Juan de SOLORZANO PEREIRA
De iusta indiarum occidentalium inquisitione, acquisitione & retentione
Ex typographia Francisco Martinez, Matriti (Madrid) 1629, petit in-folio (20x29,5cm), (6) 751pp. (100), relié.
SOLÓRZANO PEREIRA Juan de De iusta indiarum occidentalium inquisitione, acquisitione & retentione Ex typographia Francisco Martinez, Matriti (Madrid) 1629, small in-folio (20 x 29,5 cm), (6) 751 pp. (100), contemporary vellum
First edition, very rare. A very attractive frontispiece-title by Roberto Cordier showing an altar with allegories of Faith and Religion, the king of Spain with one foot on an Globe supported by Neptune. A second volume was published in 1639 on the government of the West Indies.
Contemporary speckled limp vellum. Jansenist spine. Red morocco title-piece. Spine faded with black spots. Small lacks to head and foot of joints. Trace of a yellow dampstain to right-hand corner of last twenty leaves. Letter to Phillip IV of Spain and introductory portions lacking, a total of 11 leaves.
In 1618, Juan de Solórzano Pereira wrote the king a petition to make him part of a book project on the West Indies. King Philip IV was seduced by the general idea of legally asserting once and for all the legitimacy of the Spanish possessions in America and financed the first book on justice, but not the second on the forms of government, which appeared in 1639. The author had been a judge in Lima since 1609 by Royal appointment. The Viceroy of Peru appointed him Governor of Huancavelica, a mining outpost of key economic importance to Spain, an office he was to fill during his eighteen years in Peru, as well as Procurator to the Supreme Council of the Indies (Real y supremo consejo de Indias). Pereira developed an extensive and detailed knowledge of Spanish jurisprudence in the West Indies, studied numerous documents, and ended up with a significant wealth of knowledge, especially on the ancient customs of the indigenous peoples.

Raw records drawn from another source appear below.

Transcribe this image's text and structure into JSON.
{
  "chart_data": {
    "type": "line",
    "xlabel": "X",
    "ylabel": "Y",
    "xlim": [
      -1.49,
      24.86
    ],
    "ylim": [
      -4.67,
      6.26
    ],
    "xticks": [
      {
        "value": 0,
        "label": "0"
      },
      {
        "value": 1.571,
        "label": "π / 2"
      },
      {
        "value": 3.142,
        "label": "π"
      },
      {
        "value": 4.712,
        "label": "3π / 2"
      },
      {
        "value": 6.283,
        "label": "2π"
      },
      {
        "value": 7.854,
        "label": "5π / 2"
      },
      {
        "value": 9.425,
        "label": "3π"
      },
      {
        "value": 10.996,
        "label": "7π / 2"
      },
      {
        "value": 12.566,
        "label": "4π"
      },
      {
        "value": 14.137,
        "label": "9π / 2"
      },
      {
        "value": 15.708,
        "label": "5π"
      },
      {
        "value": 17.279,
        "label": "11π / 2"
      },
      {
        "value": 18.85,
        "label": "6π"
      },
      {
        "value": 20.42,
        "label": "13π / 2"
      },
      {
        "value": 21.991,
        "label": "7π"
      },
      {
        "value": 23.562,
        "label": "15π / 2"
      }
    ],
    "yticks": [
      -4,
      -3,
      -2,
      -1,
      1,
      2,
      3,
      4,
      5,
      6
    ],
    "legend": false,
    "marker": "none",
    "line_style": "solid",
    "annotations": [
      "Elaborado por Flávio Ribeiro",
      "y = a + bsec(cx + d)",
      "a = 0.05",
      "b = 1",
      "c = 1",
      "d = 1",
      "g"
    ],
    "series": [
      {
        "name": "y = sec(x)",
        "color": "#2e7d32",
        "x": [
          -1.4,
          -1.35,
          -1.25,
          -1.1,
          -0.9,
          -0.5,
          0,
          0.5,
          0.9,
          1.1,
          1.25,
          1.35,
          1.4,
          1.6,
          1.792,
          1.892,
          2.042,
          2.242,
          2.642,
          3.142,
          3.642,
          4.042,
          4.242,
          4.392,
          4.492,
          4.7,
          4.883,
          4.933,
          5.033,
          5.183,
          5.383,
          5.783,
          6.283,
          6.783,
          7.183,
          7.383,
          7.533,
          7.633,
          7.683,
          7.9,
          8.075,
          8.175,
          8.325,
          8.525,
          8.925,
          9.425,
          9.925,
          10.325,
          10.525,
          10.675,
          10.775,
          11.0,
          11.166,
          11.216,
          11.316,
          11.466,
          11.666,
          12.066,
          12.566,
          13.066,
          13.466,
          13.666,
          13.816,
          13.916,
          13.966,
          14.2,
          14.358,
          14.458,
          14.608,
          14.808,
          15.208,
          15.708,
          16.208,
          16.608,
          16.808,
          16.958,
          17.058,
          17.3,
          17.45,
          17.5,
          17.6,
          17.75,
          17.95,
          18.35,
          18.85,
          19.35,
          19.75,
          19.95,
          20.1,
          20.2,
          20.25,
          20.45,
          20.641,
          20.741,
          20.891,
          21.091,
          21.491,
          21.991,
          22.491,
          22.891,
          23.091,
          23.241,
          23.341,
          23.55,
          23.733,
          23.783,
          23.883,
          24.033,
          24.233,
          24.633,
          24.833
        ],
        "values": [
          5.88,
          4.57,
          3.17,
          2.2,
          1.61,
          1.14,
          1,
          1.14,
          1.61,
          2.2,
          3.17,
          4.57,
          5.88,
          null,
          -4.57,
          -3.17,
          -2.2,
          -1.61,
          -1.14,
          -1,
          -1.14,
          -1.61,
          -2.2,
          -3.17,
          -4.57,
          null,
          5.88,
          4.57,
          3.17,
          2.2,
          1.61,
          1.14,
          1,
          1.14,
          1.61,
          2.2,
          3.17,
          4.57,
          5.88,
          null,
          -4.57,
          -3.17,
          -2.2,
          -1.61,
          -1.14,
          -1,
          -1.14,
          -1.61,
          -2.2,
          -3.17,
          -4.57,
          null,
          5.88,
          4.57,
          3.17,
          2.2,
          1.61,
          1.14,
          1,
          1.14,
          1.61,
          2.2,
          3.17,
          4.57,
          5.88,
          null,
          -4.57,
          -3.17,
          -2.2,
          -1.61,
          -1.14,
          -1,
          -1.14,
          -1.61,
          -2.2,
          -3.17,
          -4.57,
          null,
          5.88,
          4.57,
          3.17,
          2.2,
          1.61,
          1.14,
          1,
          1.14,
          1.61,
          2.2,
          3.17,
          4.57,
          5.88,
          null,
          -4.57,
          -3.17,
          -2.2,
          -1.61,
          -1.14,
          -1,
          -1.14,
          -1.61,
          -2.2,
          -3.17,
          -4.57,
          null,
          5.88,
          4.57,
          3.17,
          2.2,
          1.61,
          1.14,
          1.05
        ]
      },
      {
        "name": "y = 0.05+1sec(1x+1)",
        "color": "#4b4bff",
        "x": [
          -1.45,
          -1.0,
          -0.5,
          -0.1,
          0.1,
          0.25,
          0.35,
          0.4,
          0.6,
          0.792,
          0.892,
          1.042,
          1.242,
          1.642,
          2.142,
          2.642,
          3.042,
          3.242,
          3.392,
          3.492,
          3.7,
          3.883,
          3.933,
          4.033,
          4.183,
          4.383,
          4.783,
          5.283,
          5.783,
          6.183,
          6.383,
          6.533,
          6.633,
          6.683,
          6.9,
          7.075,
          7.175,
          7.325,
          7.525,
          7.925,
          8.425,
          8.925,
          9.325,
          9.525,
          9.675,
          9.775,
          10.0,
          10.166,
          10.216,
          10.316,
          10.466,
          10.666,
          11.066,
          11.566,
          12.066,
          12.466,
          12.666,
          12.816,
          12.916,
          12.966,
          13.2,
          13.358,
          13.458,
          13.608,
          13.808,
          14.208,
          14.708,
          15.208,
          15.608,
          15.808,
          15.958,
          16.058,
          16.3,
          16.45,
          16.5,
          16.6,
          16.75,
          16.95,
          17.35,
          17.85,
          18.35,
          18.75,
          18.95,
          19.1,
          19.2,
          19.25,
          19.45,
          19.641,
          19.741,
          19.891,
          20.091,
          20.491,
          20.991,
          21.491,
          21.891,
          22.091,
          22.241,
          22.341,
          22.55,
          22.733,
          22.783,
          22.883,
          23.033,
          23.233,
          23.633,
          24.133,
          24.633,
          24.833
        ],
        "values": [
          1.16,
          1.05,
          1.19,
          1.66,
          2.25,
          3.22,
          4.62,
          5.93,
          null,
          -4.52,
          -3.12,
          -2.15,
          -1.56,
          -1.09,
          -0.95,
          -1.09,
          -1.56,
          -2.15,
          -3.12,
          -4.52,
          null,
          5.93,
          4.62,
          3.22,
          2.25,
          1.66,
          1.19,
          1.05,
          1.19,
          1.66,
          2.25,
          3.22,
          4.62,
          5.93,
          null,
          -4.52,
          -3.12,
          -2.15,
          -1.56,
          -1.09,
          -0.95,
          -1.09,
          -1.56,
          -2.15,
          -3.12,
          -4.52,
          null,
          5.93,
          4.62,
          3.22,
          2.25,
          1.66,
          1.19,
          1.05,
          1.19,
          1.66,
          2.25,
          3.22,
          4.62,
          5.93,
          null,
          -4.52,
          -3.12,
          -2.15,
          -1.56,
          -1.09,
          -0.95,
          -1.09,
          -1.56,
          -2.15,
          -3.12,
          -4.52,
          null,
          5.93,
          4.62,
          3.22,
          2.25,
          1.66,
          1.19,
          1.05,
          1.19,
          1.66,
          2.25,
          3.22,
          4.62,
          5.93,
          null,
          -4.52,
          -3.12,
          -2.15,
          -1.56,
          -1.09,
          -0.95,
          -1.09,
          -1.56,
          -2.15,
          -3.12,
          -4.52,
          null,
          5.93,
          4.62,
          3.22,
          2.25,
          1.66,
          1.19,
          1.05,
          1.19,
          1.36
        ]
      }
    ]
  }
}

The first part of the book is dedicated to studying the laws that allowed the attachment of the American possessions to the crown of Castille. Here, the focus is the definitive legitimation of the Spanish possessions in America. The author then looks at the question of the Church and its relations with the Spanish crown, as well as laws on government in general, the administration of justice, and finally the laws regulating relations with the indigenous peoples and territories. The importance of Pereira's work is to be found in his relentless effort to find the history and origin of each law.
1680 saw the publication of the famous collection of the laws of the Indies, (the
Recopilacion de las leyes des las Indias), but this could not replace the excellent work of Pereira, who spent a long time studying the oldest laws as well as those of the Indies. In fact, all the ancient laws, and their indigenous origins, disappeared from the collection of the laws of the Indies, and Pereira's work would remain key for the history of the West Indies and Spanish Americas.